Hay dos infiernos que podemos enfrentar en vida, uno es el transcurrir del tiempo natural, el otro es la mala compañía. El primero tiene la redención en la distracción, el otro, en el abandono de aquellos que nos roban la paz y la alegría. Pero la soledad a la que nos condenaríamos podría ser peor que la amargura que nos genera la presencia de quien antes nos llenaba de tiernos gestos de amor y dulces giros de inesperadas sorpresas. Pues la soledad es una muerte simbólica que nos deteriora más que la física.
El encuentro con otros es inevitable. Es una exigencia que se desprende de la naturaleza social de nuestra identidad personal. Sus condiciones se delimitan como requisitos que exigimos en el esfuerzo de salir de la comunidad que nos sostiene desde la cuna, para crear otra, y en ocasiones recrearla, con quien, surgiendo de los demás, destaca entre ellos por su belleza, inteligencia, o sencillamente buena compañía. El otro nos provoca invitarlo a la intimación, a hacerlo parte de nosotros, al menos por lo que perdure; pobre del miserable que nunca han vivido tal dulzura.
No obstante, la vinculación humana es compleja, pues desde nuestra vivencia personal establecemos sus requisitos, postulados y exigencias. Y si bien en el juego de la invitación podemos mediatizar nuestros requerimientos, sin duda en la convivencia reaparecen en su fuerza.
Sin embargo, una vez constituido el nosotros es difícil renunciar a ello, pues el amor da paso, con el pasar de los años, a emociones más firmes, como la complicidad, la solidaridad, la confidencia. No se renuncia fácilmente a otro cuando se es con él un nosotros. Intentamos entonces un mutuo acomodo, que en el convivir nunca acaba y más bien adquiere nuevas formas, según la dinámica de la personalidad y la experiencia de los años.
En la penumbra de las emociones, nuestro espíritu viene a iluminarnos. Ocultamos nuestros enfados, e incluso decepciones, damos, y nos dan; múltiples veces las más distintas oportunidades de preservar la compañía que estimamos es valiosa. A sabiendas de lo que es molesto, lo ocultamos, pues no podemos evitar los actos de insensatez y atrevimiento. Y no creo que nuestra naturaleza sea perversa, pues el ser humano no tolera tal esencialidad. Muy lejos de ello, somos artificio de las épocas que vivimos, que matizamos con el sentido en el que lo corporizamos y representamos frente a los otros conocidos y los demás desconocidos.
Ocultar lo que hemos hecho, o deseamos hacer, advirtiendo de antemano lo molesto que ello puede ser a quien nos es próximo, es un acto de elegante prudencia.
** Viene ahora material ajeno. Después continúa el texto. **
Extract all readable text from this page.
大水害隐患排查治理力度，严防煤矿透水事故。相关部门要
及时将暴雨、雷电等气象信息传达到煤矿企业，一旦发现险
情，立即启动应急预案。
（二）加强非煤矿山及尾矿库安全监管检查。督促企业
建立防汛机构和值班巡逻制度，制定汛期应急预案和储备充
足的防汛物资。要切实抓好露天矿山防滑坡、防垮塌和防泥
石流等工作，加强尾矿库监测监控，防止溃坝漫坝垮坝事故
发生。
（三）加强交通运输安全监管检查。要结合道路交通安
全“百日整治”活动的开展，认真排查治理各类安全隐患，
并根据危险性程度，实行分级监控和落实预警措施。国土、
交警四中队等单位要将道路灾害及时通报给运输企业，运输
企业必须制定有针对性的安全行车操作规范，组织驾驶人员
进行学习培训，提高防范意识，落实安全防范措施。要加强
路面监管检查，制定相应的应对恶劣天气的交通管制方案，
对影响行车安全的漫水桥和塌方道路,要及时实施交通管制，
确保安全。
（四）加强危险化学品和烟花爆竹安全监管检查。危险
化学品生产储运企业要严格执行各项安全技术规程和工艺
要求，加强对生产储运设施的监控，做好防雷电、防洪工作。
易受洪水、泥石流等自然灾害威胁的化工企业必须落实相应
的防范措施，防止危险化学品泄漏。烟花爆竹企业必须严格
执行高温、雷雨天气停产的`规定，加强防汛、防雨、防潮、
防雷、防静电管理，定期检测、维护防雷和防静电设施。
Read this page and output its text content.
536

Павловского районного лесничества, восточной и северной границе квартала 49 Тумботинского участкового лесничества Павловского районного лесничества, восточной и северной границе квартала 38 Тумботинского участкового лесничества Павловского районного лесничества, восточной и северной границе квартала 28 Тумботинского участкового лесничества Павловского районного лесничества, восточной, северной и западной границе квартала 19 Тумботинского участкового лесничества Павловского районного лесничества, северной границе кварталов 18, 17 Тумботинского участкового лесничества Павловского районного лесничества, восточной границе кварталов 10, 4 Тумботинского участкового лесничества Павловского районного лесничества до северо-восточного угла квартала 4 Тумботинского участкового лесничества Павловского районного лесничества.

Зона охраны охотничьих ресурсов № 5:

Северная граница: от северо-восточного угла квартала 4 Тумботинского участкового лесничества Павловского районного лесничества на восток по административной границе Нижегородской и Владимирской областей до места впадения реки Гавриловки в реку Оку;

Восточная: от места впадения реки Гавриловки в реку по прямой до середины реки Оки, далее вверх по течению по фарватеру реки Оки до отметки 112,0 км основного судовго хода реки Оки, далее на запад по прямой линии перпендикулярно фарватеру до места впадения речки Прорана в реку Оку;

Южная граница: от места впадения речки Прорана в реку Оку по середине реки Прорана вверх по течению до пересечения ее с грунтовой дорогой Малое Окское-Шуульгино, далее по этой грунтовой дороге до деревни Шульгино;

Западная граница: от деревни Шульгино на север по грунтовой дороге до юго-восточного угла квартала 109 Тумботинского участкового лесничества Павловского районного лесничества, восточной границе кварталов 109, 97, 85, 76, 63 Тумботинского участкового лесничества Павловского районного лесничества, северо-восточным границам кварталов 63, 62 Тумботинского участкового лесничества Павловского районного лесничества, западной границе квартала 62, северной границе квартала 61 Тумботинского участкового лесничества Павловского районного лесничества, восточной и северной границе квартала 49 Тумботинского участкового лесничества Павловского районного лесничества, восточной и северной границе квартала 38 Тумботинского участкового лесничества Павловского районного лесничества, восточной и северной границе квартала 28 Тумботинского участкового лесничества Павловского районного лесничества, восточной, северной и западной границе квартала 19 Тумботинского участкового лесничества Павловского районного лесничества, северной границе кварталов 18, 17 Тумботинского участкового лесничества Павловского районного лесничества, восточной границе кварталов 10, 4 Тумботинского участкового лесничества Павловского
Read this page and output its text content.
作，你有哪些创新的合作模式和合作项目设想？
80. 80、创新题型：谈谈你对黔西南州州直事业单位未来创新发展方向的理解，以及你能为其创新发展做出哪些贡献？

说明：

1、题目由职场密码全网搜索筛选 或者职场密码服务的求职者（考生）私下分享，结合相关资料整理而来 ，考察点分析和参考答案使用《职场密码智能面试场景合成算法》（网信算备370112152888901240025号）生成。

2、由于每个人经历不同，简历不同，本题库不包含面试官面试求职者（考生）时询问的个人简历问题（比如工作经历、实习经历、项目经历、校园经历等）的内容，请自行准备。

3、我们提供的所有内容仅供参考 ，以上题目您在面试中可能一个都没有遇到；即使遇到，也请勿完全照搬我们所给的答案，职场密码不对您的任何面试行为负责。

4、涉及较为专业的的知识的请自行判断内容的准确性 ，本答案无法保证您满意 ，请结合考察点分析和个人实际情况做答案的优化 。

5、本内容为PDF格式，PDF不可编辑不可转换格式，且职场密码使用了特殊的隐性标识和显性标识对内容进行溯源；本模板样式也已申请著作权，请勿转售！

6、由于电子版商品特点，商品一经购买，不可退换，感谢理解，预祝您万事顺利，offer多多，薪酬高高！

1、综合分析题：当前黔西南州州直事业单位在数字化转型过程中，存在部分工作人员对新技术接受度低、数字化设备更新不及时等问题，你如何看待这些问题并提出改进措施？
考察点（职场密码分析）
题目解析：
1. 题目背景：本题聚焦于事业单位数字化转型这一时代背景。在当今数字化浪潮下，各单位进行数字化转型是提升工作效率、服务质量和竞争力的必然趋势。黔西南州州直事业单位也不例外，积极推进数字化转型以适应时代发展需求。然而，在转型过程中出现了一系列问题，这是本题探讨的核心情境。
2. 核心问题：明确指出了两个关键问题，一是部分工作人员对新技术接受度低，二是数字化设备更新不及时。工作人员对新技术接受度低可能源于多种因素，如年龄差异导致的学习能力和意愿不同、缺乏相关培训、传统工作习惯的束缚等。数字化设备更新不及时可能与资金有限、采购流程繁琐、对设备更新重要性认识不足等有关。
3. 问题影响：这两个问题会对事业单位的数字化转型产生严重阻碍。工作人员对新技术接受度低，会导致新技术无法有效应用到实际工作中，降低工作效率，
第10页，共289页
No se enrostra la traición que cometemos esperando que se nos dé las gracias por nuestra sinceridad, en lugar de su justa ira. Podríamos exigir a cualquiera que evite hacer, o decir, lo que incomoda o hiere a aquellos con quienes convive, pero nuestros juicios y conductas dependen tanto de nuestras prioridades personales, como de las circunstancias en las que nos encontramos, por ello, podemos sorprendernos con reacciones totalmente inusitadas.
La verdad franca molesta y condena. Solo la simpleza moral que impera en la bella alma del sencillo le impide aceptarlo; pues lo que creemos es una verdad, no es objetiva, sino una perspectiva subjetiva, que tan solo pretende tal situación sin serlo realmente, ya que es producto de las mediaciones tanto de lugar y momento, como de época y vivencia, que la afectan. Quit est veritas? Et, Cuius est?. ¿Qué es la verdad? Y, ¿De quién es? Es por ello que nos podemos enfrentar a la sorpresa de que nuestros actos, tal vez bien intencionados, provoquen, en otros, terribles desgracias.
Para lograr el necesario convivir que surge de exigencias sociales y emocionales ineludibles, manifestamos la prudencia en ocultamiento, evitando el riesgo de la soledad por abandono, ya que nada nos es tan valioso como la sólida presencia de quienes amamos y nos aman, o al menos nos aportan el consuelo de su jovial compañía.